Racial/Ethnic Disparities in Neonatal Outcomes—Reply

Author Affiliations
  • 1Blavatnik Family Women’s Health Research Institute, Icahn School of Medicine at Mount Sinai, New York, New York
  • 2Department of Obstetrics, Gynecology, and Reproductive Science, Icahn School of Medicine at Mount Sinai, New York, New York
  • 3Department of Population Health Science and Policy, Icahn School of Medicine at Mount Sinai, New York, New York
JAMA Pediatr. 2019;173(4):397-398. doi:10.1001/jamapediatrics.2018.5396

In Reply Our team is pleased that Basso and Gagliardi agree that racial/ethnic disparities in neonatal morbidities in preterm birth subcohorts are likely underestimated.1 They favor estimates across gestational age presented in our article, which conclude disparities are larger than previously reported. However, they note limitations of our analysis using the fetuses-at-risk (FAR) model.
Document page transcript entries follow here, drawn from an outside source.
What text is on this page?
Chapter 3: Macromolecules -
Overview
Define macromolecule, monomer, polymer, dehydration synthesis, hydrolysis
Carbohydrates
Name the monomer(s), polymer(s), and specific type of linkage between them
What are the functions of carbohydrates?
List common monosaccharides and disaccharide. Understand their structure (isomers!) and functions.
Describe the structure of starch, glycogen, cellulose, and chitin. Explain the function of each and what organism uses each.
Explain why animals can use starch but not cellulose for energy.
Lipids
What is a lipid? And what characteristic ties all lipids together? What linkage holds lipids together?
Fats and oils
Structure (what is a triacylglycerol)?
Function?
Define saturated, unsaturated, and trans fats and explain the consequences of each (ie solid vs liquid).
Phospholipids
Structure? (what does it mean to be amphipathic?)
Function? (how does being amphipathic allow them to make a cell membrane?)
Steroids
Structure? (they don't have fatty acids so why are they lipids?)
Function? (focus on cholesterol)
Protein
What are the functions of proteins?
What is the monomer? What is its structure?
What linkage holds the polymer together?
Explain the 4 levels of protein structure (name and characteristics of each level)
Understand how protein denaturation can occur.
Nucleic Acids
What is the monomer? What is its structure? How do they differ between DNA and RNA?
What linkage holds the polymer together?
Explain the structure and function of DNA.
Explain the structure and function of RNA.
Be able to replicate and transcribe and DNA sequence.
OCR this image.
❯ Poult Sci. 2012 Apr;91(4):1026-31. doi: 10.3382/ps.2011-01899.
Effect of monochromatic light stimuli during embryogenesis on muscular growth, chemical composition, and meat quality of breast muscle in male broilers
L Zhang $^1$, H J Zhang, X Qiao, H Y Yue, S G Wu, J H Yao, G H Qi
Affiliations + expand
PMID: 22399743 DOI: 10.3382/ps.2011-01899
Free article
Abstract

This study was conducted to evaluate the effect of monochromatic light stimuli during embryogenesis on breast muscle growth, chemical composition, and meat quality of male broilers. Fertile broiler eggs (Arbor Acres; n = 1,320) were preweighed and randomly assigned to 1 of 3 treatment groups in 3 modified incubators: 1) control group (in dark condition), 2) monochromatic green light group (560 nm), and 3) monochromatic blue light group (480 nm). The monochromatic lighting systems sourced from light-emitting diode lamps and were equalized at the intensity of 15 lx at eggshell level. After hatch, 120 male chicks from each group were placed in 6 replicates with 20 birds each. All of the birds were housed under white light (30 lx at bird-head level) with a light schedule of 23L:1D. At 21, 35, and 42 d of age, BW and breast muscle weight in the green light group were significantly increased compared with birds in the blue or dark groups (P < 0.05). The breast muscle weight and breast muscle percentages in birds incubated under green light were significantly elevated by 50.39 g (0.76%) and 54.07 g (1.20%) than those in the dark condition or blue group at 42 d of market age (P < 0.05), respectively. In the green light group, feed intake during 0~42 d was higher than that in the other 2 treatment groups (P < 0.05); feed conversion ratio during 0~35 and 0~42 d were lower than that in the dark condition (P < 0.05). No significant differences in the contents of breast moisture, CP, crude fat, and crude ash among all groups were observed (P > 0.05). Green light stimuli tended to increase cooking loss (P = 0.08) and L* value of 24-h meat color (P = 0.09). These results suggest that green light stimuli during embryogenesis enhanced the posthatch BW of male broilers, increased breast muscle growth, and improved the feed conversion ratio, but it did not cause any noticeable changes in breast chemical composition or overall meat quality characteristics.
We concur that the FAR model is not perfect, as already indicated in our article.1 However, given no model is perfect, shades of gray should not distract from the big picture; the very high risks of neonatal morbidity found in both approaches are important, and clinicians should be aware that the total effect of race/ethnicity is significantly attenuated in subcohorts of preterm births.